Еще и тетка какая-то из делегации на порожках что-то квакает в мою сторону, но я ничего не слышу. Ни-че-го. Пусть громче орет!

Снимаю головной убор и на табличку его – опа! «Второй Максим Валерьевич к вашим услугам! Прошу любить и жаловать!» Тычу этой табличкой в лицо Алине. А она мне – кулаком промеж лопаток. Выдра!

Ищу Рыжего среди этого апельсинового поезда. О, есть! Шестой вагон. Двигаю к нему через всю площадку, продолжая размахивать табличкой, а сам на теть Наташу кошусь. Сработало! Срывается с места и спешит в мою сторону. Делаю вид, что не замечаю, – насвистываю «Рыжий, рыжий, конопатый», еле сдерживаясь от смеха при виде этих серьезных физиономий. Я бы сдох на месте малявок, если б попал к таким вожатым.

– Максим! – Железная хватка у тетки, у меня плечо в момент сводит. – Долго ты из себя дурачка будешь строить? Браво, конечно! Отлично получается! Только немного не к месту, тебе так не кажется?

– А то, что «к месту», – бесит! Не собираюсь выслушивать эти бестолковые проповеди!

– К месту… доказать, что тебе можно доверять.

– Пфф! – вспыхиваю внезапно. – Доверять? Я не ослышался? Да вы занянькались, как будто мне пять, а не семнадцать! Мать с отцом, так вообще… только прикрываются опекой, а сами хоть бы раз просто поинтересовались: «Максим, как у тебя дела?». Да не, заче-е-ем?

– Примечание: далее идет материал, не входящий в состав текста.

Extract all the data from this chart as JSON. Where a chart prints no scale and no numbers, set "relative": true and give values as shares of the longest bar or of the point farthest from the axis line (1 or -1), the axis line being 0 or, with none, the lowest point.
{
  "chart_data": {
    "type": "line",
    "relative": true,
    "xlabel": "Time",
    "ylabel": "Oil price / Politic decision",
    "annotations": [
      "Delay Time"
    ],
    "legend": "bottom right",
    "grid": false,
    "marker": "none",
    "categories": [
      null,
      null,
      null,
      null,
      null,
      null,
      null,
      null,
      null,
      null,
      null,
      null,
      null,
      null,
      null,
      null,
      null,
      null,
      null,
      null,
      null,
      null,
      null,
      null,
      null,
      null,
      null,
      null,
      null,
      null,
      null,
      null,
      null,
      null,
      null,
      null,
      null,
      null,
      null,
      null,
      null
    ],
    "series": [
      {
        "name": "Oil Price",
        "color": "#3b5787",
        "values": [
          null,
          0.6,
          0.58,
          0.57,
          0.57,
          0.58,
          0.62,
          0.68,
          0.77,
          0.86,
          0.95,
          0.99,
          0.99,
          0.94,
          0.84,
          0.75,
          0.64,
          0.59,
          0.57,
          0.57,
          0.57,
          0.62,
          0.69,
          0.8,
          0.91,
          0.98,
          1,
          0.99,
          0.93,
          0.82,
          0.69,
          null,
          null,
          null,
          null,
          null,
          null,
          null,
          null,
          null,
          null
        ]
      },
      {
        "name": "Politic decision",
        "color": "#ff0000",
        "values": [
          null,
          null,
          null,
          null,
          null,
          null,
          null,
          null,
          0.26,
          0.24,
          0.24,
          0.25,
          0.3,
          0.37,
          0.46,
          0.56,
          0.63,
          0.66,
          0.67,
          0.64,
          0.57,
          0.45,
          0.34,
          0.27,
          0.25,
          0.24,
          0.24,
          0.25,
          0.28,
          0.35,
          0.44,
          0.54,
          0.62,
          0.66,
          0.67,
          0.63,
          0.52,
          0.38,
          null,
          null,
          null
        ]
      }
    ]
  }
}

У Максима же все замечательно: айфон последней модели, джинсы прямиком из Италии, частная школа…

– Максим…

– Что Максим?!

– Мы тебе детей доверяем…

– Спасибо огромное! – Скидываю ее руку со своего плеча. – Только немного не к месту, вам так не кажется? – И стартую.

– Встать в строй! – командным голосом рявкает тетка в спину, а потом вдруг добавляет шепотом, но я отчетливо слышу каждое слово: – Я в тебя верю, Максим.

И меня прошибает холодный пот. Останавливаюсь. Всеми силами стараюсь усмирить в себе злость. Кулаки напряжены – не разжать. Губу прикусываю, тут же чувствую вкус крови. И не понимаю, что со мной такое происходит. А Рыжий ржет по-тихому… Как задвинул бы этому придурку!

Но не успеваю опомниться – ведут. Стягиваются ручейками со стороны ворот в самый центр асфальтированной площадки говорливые толпы. Мал мала меньше! С улыбками на пол-лица. А потом постарше… И еще старше… Почти сверстники. Ох, сколько же их!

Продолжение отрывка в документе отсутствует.